(Revised) For converging certain large demand models with "feedback" toward equilibrium between demand and congested travel times, the author has already found by trial-and-error that much runtime can be saved by allowing assignments in the early iterations of the demand model to stop at larger relative gaps than in the later iterations, without seeming to impede overall model convergence. This study seeks a basis beyond trial-and-error to decide how much convergence is enough for assignments only used for feedback, and to know where runtime can be saved without impairing the model's overall progress toward equilibrium.

(The well-cited paper of similar title by Boyce, Ralevic-Dekic and Bar-Gera, on the other hand, relates gaps to link-flow stability of the final assignments of given travel demands.)

Skim-error experiments begin with skims following a well-converged assignment. Those trips are then reassigned at various relative-gap stopping levels. Skims from the less-converged assignments are compared to those from the best-converged, in terms of the average and root-mean-square difference, and maximum deviation.

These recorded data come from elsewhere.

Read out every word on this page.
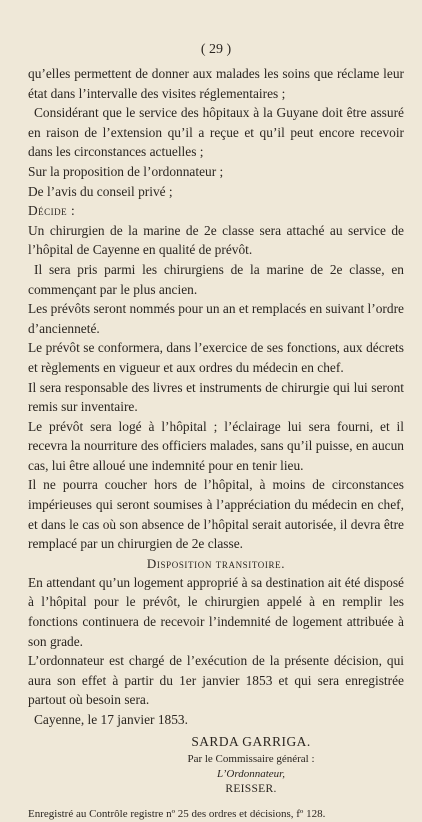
( 29 )

qu’elles permettent de donner aux malades les soins que réclame leur état dans l’intervalle des visites réglementaires ;

Considérant que le service des hôpitaux à la Guyane doit être assuré en raison de l’extension qu’il a reçue et qu’il peut encore recevoir dans les circonstances actuelles ;

Sur la proposition de l’ordonnateur ;

De l’avis du conseil privé ;

Décide :

Un chirurgien de la marine de 2e classe sera attaché au service de l’hôpital de Cayenne en qualité de prévôt.

Il sera pris parmi les chirurgiens de la marine de 2e classe, en commençant par le plus ancien.

Les prévôts seront nommés pour un an et remplacés en suivant l’ordre d’ancienneté.

Le prévôt se conformera, dans l’exercice de ses fonctions, aux décrets et règlements en vigueur et aux ordres du médecin en chef.

Il sera responsable des livres et instruments de chirurgie qui lui seront remis sur inventaire.

Le prévôt sera logé à l’hôpital ; l’éclairage lui sera fourni, et il recevra la nourriture des officiers malades, sans qu’il puisse, en aucun cas, lui être alloué une indemnité pour en tenir lieu.

Il ne pourra coucher hors de l’hôpital, à moins de circonstances impérieuses qui seront soumises à l’appréciation du médecin en chef, et dans le cas où son absence de l’hôpital serait autorisée, il devra être remplacé par un chirurgien de 2e classe.

Disposition transitoire.

En attendant qu’un logement approprié à sa destination ait été disposé à l’hôpital pour le prévôt, le chirurgien appelé à en remplir les fonctions continuera de recevoir l’indemnité de logement attribuée à son grade.

L’ordonnateur est chargé de l’exécution de la présente décision, qui aura son effet à partir du 1er janvier 1853 et qui sera enregistrée partout où besoin sera.

Cayenne, le 17 janvier 1853.

SARDA GARRIGA.
Par le Commissaire général :
L’Ordonnateur,
REISSER.
Enregistré au Contrôle registre nº 25 des ordres et décisions, fº 128.
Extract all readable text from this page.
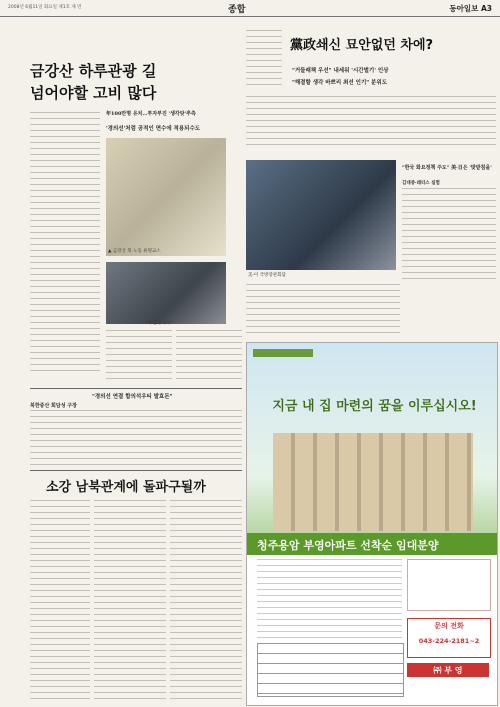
2008년 6월11일 화요일 제1호 제 면	종합	동아일보 A3
금강산 하루관광 길
넘어야할 고비 많다
年100만명 유치…투자부진 '생각탓'추측
'경의선'처럼 공적인 면수에 적용되수도
▲ 금강산 북 노동 류명교스
"이 금강니다"
"경의선 연결 합의석우티 발효돈"
북한중산 회담성 구장
소강 남북관계에 돌파구될까
黨政쇄신 묘안없던 차에?
"거들래책 우선" 내세워 '시간벌기' 인상
"해결할 생각 바쁘리 최선 인기" 분위도
美·이 국방장관회담
"한국 화요정책 주도" 美·日은 '맞받침을'
김대중·레터스 실험
지금 내 집 마련의 꿈을 이루십시오!
청주용암 부영아파트 선착순 임대분양
문의 전화
043-224-2181~2
㈜ 부 영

Separate experiments with different periods of the day, congestion levels, modeled locations, congestion-delay functions, software and assignment algorithms each yield a set of data points for relative skim error (compared to well-converged) versus relative gap of the assignment.

Relative average skim errors (compared to those from their respective well-converged assignments), from the variety of models tested, are found to cluster around a fairly consistent general relationship with relative gap.

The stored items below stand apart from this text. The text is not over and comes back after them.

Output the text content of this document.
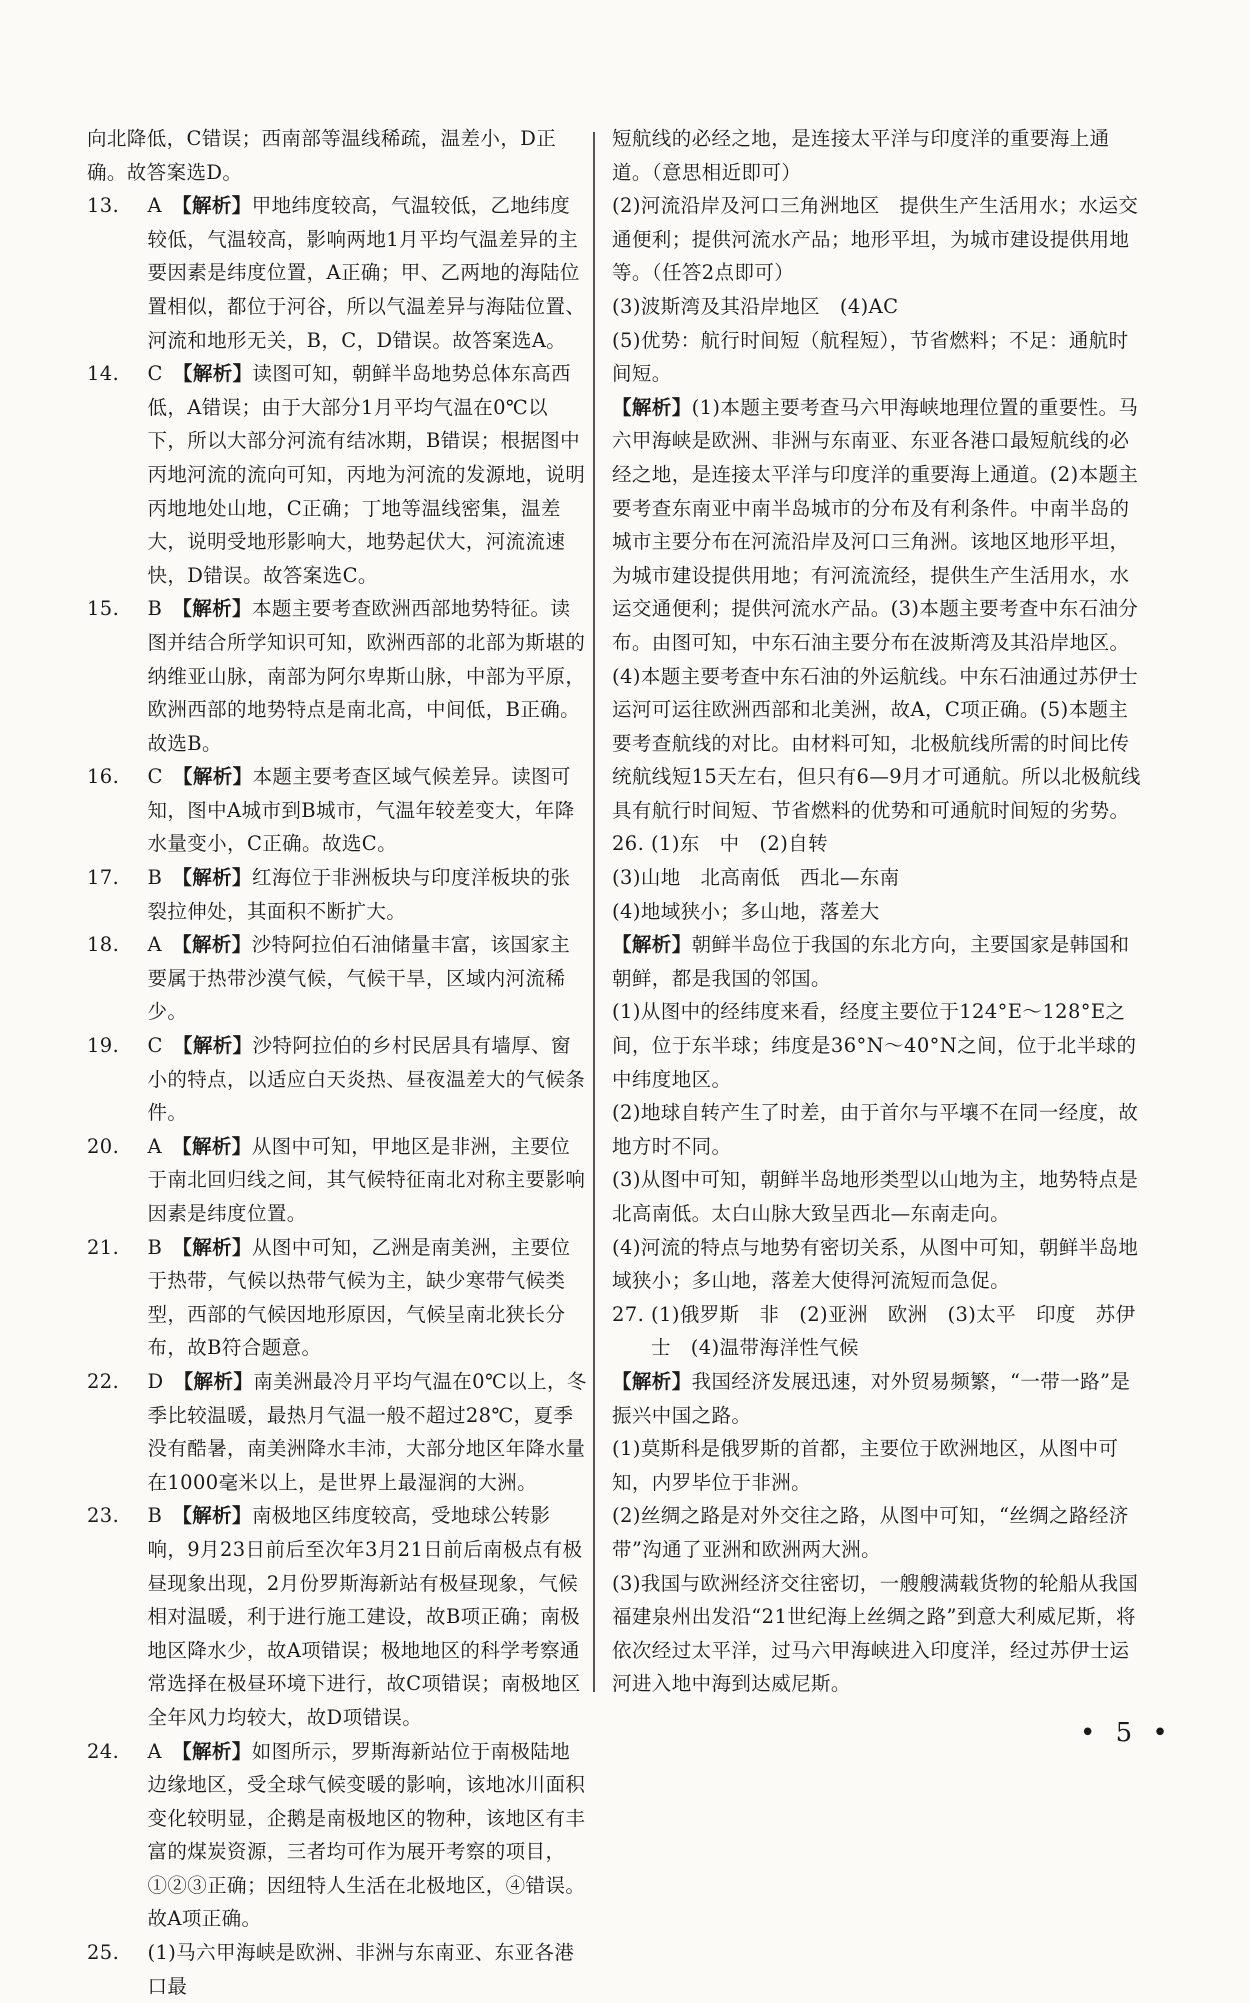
向北降低，C错误；西南部等温线稀疏，温差小，D正确。故答案选D。

13. A  【解析】甲地纬度较高，气温较低，乙地纬度较低，气温较高，影响两地1月平均气温差异的主要因素是纬度位置，A正确；甲、乙两地的海陆位置相似，都位于河谷，所以气温差异与海陆位置、河流和地形无关，B，C，D错误。故答案选A。

14. C  【解析】读图可知，朝鲜半岛地势总体东高西低，A错误；由于大部分1月平均气温在0℃以下，所以大部分河流有结冰期，B错误；根据图中丙地河流的流向可知，丙地为河流的发源地，说明丙地地处山地，C正确；丁地等温线密集，温差大，说明受地形影响大，地势起伏大，河流流速快，D错误。故答案选C。

15. B  【解析】本题主要考查欧洲西部地势特征。读图并结合所学知识可知，欧洲西部的北部为斯堪的纳维亚山脉，南部为阿尔卑斯山脉，中部为平原，欧洲西部的地势特点是南北高，中间低，B正确。故选B。

16. C  【解析】本题主要考查区域气候差异。读图可知，图中A城市到B城市，气温年较差变大，年降水量变小，C正确。故选C。

17. B  【解析】红海位于非洲板块与印度洋板块的张裂拉伸处，其面积不断扩大。

18. A  【解析】沙特阿拉伯石油储量丰富，该国家主要属于热带沙漠气候，气候干旱，区域内河流稀少。

19. C  【解析】沙特阿拉伯的乡村民居具有墙厚、窗小的特点，以适应白天炎热、昼夜温差大的气候条件。

20. A  【解析】从图中可知，甲地区是非洲，主要位于南北回归线之间，其气候特征南北对称主要影响因素是纬度位置。

21. B  【解析】从图中可知，乙洲是南美洲，主要位于热带，气候以热带气候为主，缺少寒带气候类型，西部的气候因地形原因，气候呈南北狭长分布，故B符合题意。

22. D  【解析】南美洲最冷月平均气温在0℃以上，冬季比较温暖，最热月气温一般不超过28℃，夏季没有酷暑，南美洲降水丰沛，大部分地区年降水量在1000毫米以上，是世界上最湿润的大洲。

23. B  【解析】南极地区纬度较高，受地球公转影响，9月23日前后至次年3月21日前后南极点有极昼现象出现，2月份罗斯海新站有极昼现象，气候相对温暖，利于进行施工建设，故B项正确；南极地区降水少，故A项错误；极地地区的科学考察通常选择在极昼环境下进行，故C项错误；南极地区全年风力均较大，故D项错误。

24. A  【解析】如图所示，罗斯海新站位于南极陆地边缘地区，受全球气候变暖的影响，该地冰川面积变化较明显，企鹅是南极地区的物种，该地区有丰富的煤炭资源，三者均可作为展开考察的项目，①②③正确；因纽特人生活在北极地区，④错误。故A项正确。

25. (1)马六甲海峡是欧洲、非洲与东南亚、东亚各港口最

短航线的必经之地，是连接太平洋与印度洋的重要海上通道。（意思相近即可）

(2)河流沿岸及河口三角洲地区　提供生产生活用水；水运交通便利；提供河流水产品；地形平坦，为城市建设提供用地等。（任答2点即可）

(3)波斯湾及其沿岸地区　(4)AC

(5)优势：航行时间短（航程短），节省燃料；不足：通航时间短。

【解析】(1)本题主要考查马六甲海峡地理位置的重要性。马六甲海峡是欧洲、非洲与东南亚、东亚各港口最短航线的必经之地，是连接太平洋与印度洋的重要海上通道。(2)本题主要考查东南亚中南半岛城市的分布及有利条件。中南半岛的城市主要分布在河流沿岸及河口三角洲。该地区地形平坦，为城市建设提供用地；有河流流经，提供生产生活用水，水运交通便利；提供河流水产品。(3)本题主要考查中东石油分布。由图可知，中东石油主要分布在波斯湾及其沿岸地区。(4)本题主要考查中东石油的外运航线。中东石油通过苏伊士运河可运往欧洲西部和北美洲，故A，C项正确。(5)本题主要考查航线的对比。由材料可知，北极航线所需的时间比传统航线短15天左右，但只有6—9月才可通航。所以北极航线具有航行时间短、节省燃料的优势和可通航时间短的劣势。

26. (1)东　中　(2)自转

(3)山地　北高南低　西北—东南

(4)地域狭小；多山地，落差大

【解析】朝鲜半岛位于我国的东北方向，主要国家是韩国和朝鲜，都是我国的邻国。

(1)从图中的经纬度来看，经度主要位于124°E～128°E之间，位于东半球；纬度是36°N～40°N之间，位于北半球的中纬度地区。

(2)地球自转产生了时差，由于首尔与平壤不在同一经度，故地方时不同。

(3)从图中可知，朝鲜半岛地形类型以山地为主，地势特点是北高南低。太白山脉大致呈西北—东南走向。

(4)河流的特点与地势有密切关系，从图中可知，朝鲜半岛地域狭小；多山地，落差大使得河流短而急促。

27. (1)俄罗斯　非　(2)亚洲　欧洲　(3)太平　印度　苏伊士　(4)温带海洋性气候

【解析】我国经济发展迅速，对外贸易频繁，“一带一路”是振兴中国之路。

(1)莫斯科是俄罗斯的首都，主要位于欧洲地区，从图中可知，内罗毕位于非洲。

(2)丝绸之路是对外交往之路，从图中可知，“丝绸之路经济带”沟通了亚洲和欧洲两大洲。

(3)我国与欧洲经济交往密切，一艘艘满载货物的轮船从我国福建泉州出发沿“21世纪海上丝绸之路”到意大利威尼斯，将依次经过太平洋，过马六甲海峡进入印度洋，经过苏伊士运河进入地中海到达威尼斯。

• 5 •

Additional comparisons were made upon different versions of a model differing only be the choice of a constant relative gap criterion in all assignments, to compare the rates and limits of convergence. The present tests find that the relative gap chosen does not affect the rate of convergence, until measures of successive-iteration skim changes drop to the magnitude of the skim errors indicated by the above tests. Whenever this occurs, the skims may continue indefinitely to fluctuate, with skim successive-differences comparable to those skim errors.

These findings give more direction to the scheduling of relative gaps in a model's feedback iterations, and also identify situations where a model's successive skim changes may understate skim errors due to the assignment convergence level.